When to upgrade: When your list exceeds 1K contacts. Starter is $49/mo — steep for a solo maker.

Sentry — $0/mo

What it does: Error monitoring and performance tracking across all products.

Free tier: 5K errors/month, 10K performance transactions.

What breaks: The free tier lacks good alerting rules. You get email notifications but not Slack/Telegram integration.

When to upgrade: The $26/mo team plan adds better alerting and more volume.

RunPod — pay per use

What it does: GPU cloud for ML training and inference. Used for fine-tuning DeBERTa models.

Cost: $0.49 for my last training session (spot A100, 20 minutes).

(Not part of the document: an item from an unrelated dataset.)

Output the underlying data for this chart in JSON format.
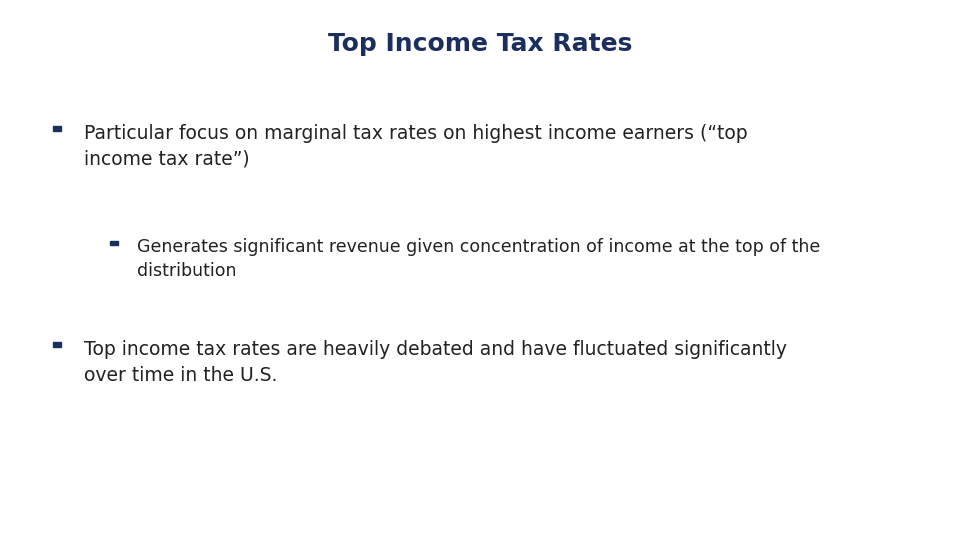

What breaks: Spot instances can be preempted mid-training. You need checkpointing. The UI is rough but functional.

NVIDIA P100 — $150 one-time

What it does: Local GPU inference for development and light production workloads.

What breaks: It is an old card (Pascal architecture). No bfloat16 support, 16GB VRAM limits model size. Power consumption is high for 24/7 operation.

What I Saved

If I used typical paid alternatives:

ServicePaid AlternativeCost
HostingAWS EC2 + CloudFront$200/mo
DatabaseRDS PostgreSQL$50/mo
LLM APIOpenAI GPT-4$100/mo
AnalyticsMixpanel$100/mo
EmailMailchimp$30/mo
MonitoringDatadog$50/mo
GPU cloudLambda Labs (always-on)$300/mo
Total$830/mo

That is $830/month I am not spending. Over a year, that is almost $10K saved.

The Honest Truth

Free tiers have real limitations:

  1. Rate limits force you to think about architecture. You cannot just throw requests at an API. You need caching, queuing, and graceful degradation.

  2. Cold starts affect user experience. First-time visitors to serverless functions wait 2-3 seconds. Returning visitors get sub-second responses.

  3. You are one growth spike away from hitting limits. If a product goes viral, you need to upgrade within hours. Have your credit card ready.

  4. Debugging is harder. Free tier logging is minimal. When something breaks at 3am, you are reading Cloudflare Workers logs with no tracing context.

  5. Some free tiers are loss leaders. They want you to upgrade. Product quality on free tiers can degrade over time as companies focus on paid customers.

When to Stop Being Cheap

Upgrade when:

  • Your product has paying customers (use their money, not yours)
  • Rate limits are causing user-visible errors
  • You are spending more time working around limits than building features
  • Uptime matters (free tiers have no SLA)

Stay free when:

  • You are validating an idea
  • Traffic is under 1K daily users
  • You are the only user who notices downtime
  • The product is not generating revenue

The $15/month stack is not a permanent solution. It is a launch strategy. Build cheap, validate fast, upgrade when the money flows.